Dr. Benjamin Strahn, R&D manager, Meyer Burger Research, Switzerland.
Talk: Energy harvesting from the sun—a technology status and outlook
Meyer Burger Swiss is a global technology group specialising in innovative systems and processes based on semiconductor technologies. The company’s structure and work in advanced technologies and precision products, which are based on semiconductor technologies, with a focus on photovoltaics (PVs), was given.
The latest developments in PV technologies and the current status of the global markets were illustrated. Comparisons of the efficiencies and costs between multijunction cells, crystalline silicon cells, thin film technologies and emerging PVs were shown together with future market trends up to 2050 for the various materials and processes.
Future of micro-manufacturing III
Keynote: Dr. André Kretschmann, Robert Bosch, Germany.
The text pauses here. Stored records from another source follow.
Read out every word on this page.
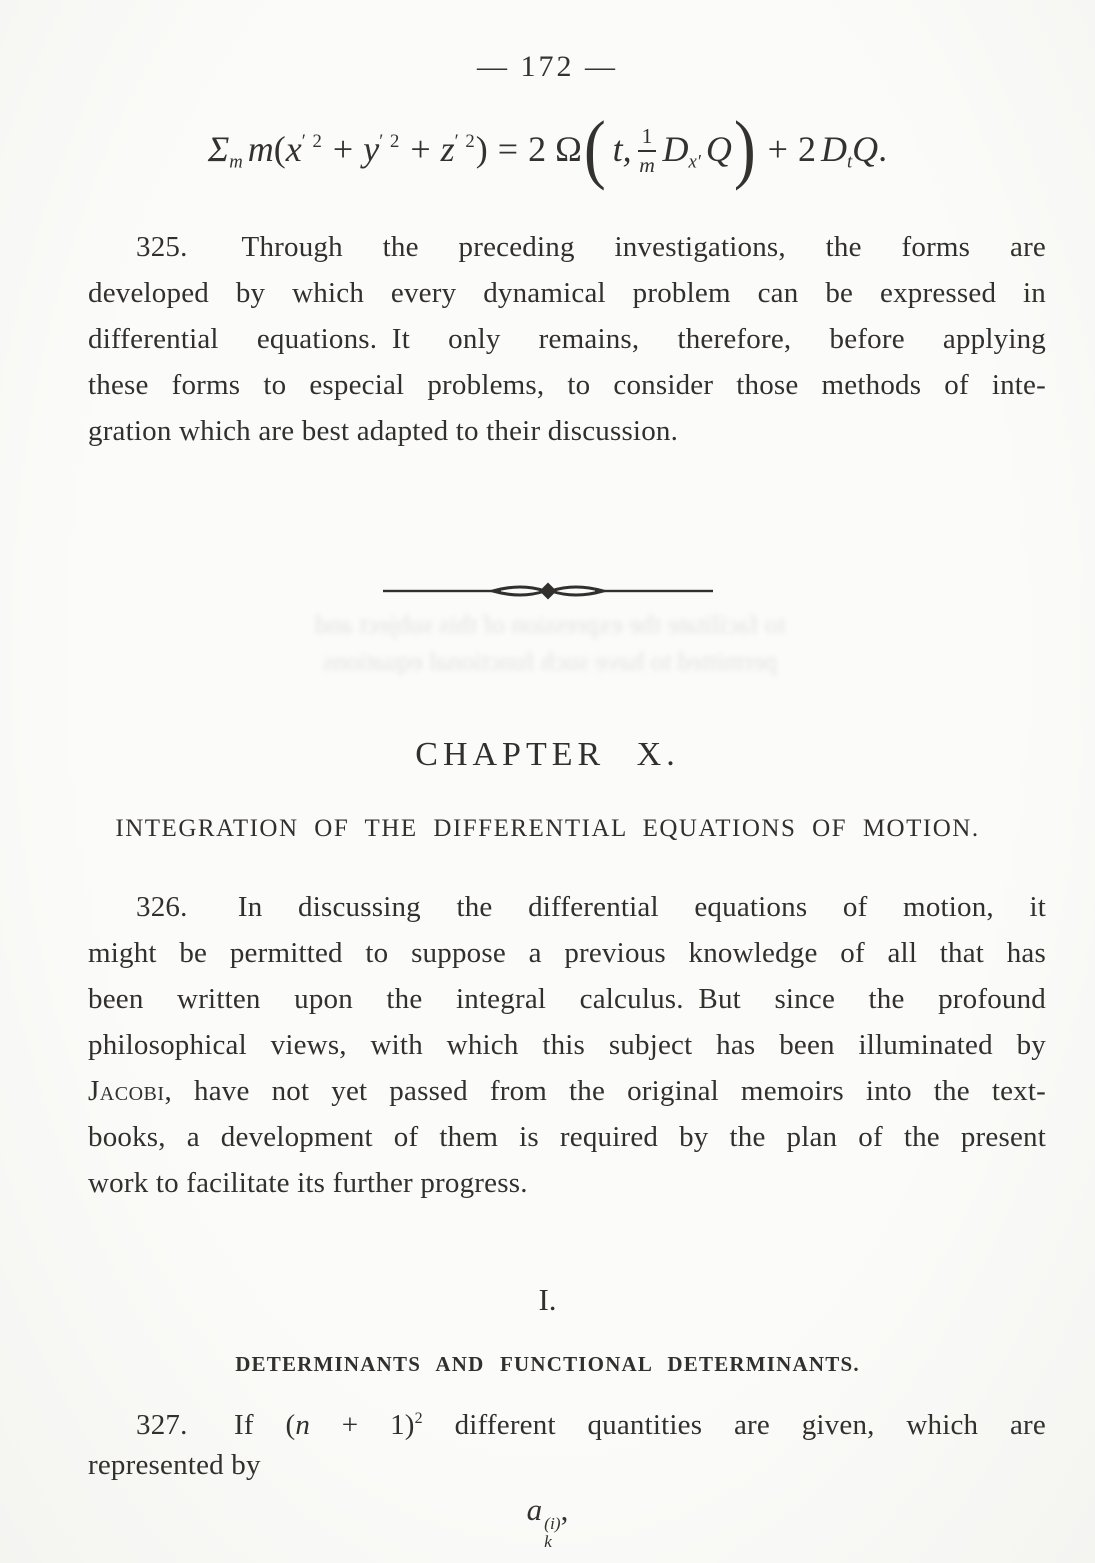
— 172 —
$\Sigma_m$ $m(x^{' 2} + y^{' 2} + z^{' 2}) = 2$ Ω( t, $\frac{1}{m} D_{x'}$ Q) + 2 $D_tQ$.
325.  Through the preceding investigations, the forms are
developed by which every dynamical problem can be expressed in
differential equations. It only remains, therefore, before applying
these forms to especial problems, to consider those methods of inte-
gration which are best adapted to their discussion.
to facilitate the expression of this subject and
permitted to have such functional equations
CHAPTER X.
INTEGRATION OF THE DIFFERENTIAL EQUATIONS OF MOTION.
326.  In discussing the differential equations of motion, it
might be permitted to suppose a previous knowledge of all that has
been written upon the integral calculus. But since the profound
philosophical views, with which this subject has been illuminated by
Jacobi, have not yet passed from the original memoirs into the text-
books, a development of them is required by the plan of the present
work to facilitate its further progress.
I.
DETERMINANTS AND FUNCTIONAL DETERMINANTS.
327.  If $(n + 1)^2$ different quantities are given, which are
represented by
a (i)
k
,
Talk: Sensors in the changing times
This informative talk from a leading world manufacturer of MEMS sensors was composed of four topics covering the staff composition, research activities since 2013 and global location of Bosch’s extensive research and advanced engineering work. The basis of the work at Bosch on MEMS and the historical development of MEMS production since 1995, with 8 bn sensors and more than 1,000 patents, was described.
The company is a world leader in MEMS design and production, with a revenue approaching US$1.2 bn. The three waves of MEMS proliferation and the future of MEMS, covering automotive applications, consumer electronics and the IoT, was particularly interesting. Since the production of the first acceleration sensors in 2005, devices are now available for a whole range of applications, from digital pressure sensors to domestic and environmental air sampling.
The third wave for MEMS sensors covers a multitude of markets and is the enabler for the IoT, particularly in terms of autonomous transport, environmental monitoring, health and security. Interconnected smart sensor systems and integrated sensor hubs will be key drivers in Industry 4.0.
Prof. Dr. Volker Saile gave a summary of the talks and Danick Bionda delivered the final remarks and closed the conference.
Many talks this year were related to the further development of those processes and techniques that will advance future manufacturing for microproducts, particularly with reference to the onset of Industry 4.0.
The mAm2018 conference will be held at the same venue on February 10–12, 2019.
mAm 2018
Biography
David Tolfree is vice president of the Micro-Nano and Emerging Technologies, Commercialisation, Educational Foundation (MANCEF). He is a professional physicist with over forty years’ research and managerial experience, having worked for the UK Atomic Energy Authority (UKAEA) and Research Councils UK (RCUK). He was the co-founder and director of Technopreneur, a technical consultancy company for the commercial exploitation of micro-nanotechnologies and a consultant to UK government departments on micro-nanotechnologies. He is one of the founding members of MANCEF and the UK Institute of Nanotechnology and is a member of the UK’s Knowledge Transfer Network (KTN). David has 173 publications, including roadmaps, newspaper, magazine and journal articles and books. He has been an organiser, chair and speaker at many international conferences and given interviews on television and radio on micro-nanotechnologies. He is an editor and reviewer for a number of related scientific journals.